L'expérience des Coréens-Américains de deuxième et de 1,5e génération implique souvent un chagrin discret : vos parents célébraient Chuseok dans un salon avec une poignée d'autres familles immigrantes, ou pas du tout parce que vos ancêtres sont enterrés de l'autre côté du Pacifique et que les rites 차례 (charye) n'ont pas vraiment de sens quand vous êtes à 6 000 miles des tombes. Un festival au Presidio, géré par une organisation à but non lucratif de services aux immigrants vieille de 50 ans et officiellement reconnue par la ville, donne à ce chagrin un lieu où s'exprimer. Ji Yoon Yoo, résidente de San Jose, ancienne productrice de radio KBS, a déclaré à AsAmNews qu'elle amenait sa fille née aux États-Unis pour la première fois afin qu'elle puisse voir Chuseok « en pleine effervescence » sans avoir à prendre l'avion pour la Corée. C'est le véritable produit que le KCI offre, et c'est la raison pour laquelle la fréquentation ne cesse de doubler.

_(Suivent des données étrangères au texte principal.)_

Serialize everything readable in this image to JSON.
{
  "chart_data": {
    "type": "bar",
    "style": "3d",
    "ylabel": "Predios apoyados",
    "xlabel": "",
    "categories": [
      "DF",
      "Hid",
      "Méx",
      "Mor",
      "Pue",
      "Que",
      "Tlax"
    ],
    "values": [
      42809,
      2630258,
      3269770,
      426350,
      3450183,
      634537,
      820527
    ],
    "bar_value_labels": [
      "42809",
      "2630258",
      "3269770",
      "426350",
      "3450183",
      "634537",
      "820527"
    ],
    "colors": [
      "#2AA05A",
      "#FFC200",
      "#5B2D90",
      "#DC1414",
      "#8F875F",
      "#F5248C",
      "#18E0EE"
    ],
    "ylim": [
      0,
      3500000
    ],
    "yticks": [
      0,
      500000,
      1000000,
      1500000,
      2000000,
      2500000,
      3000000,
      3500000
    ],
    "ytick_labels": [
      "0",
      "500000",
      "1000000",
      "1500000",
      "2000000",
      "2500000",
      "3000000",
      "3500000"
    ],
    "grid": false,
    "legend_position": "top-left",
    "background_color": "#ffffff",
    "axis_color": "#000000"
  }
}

Comment apporter un peu de Chuseok à la maison, même sans Presidio
Si vous ne pouvez pas vous rendre au Presidio, la programmation du KCI est un bon modèle pour une version à la maison. Achetez des songpyeon dans une boulangerie coréenne locale (H Mart propose des options surgelées si vous n'êtes pas dans un grand centre américano-coréen), procurez-vous des jeon et du galbi au rayon traiteur, et diffusez les archives virtuelles du KCI de leurs éditions 2020 et 2021, qui contiennent toujours le panel de l'industrie alimentaire du chef Tu David Phu et la conversation sur les origines des K-dramas. Les habitants de la région de la Baie doivent s'inscrire tôt : le KCI ouvre les inscriptions sur Eventbrite à la fin de l'été, et bien que l'événement principal soit gratuit, le populaire stand de photos de hanbok se remplit rapidement.
Le point le plus important est que la culture coréenne aux États-Unis n'est plus une expérience du type « regardez ce que mes parents ont apporté ». C'est un moment public, civique, reconnu par la ville, sur une pelouse du Presidio. Ce changement ne s'est pas produit parce que BTS a été numéro 1. Il s'est produit parce que le KCI et ses homologues ont passé 50 ans à construire l'infrastructure pour le rendre possible, et le festival est le rappel annuel.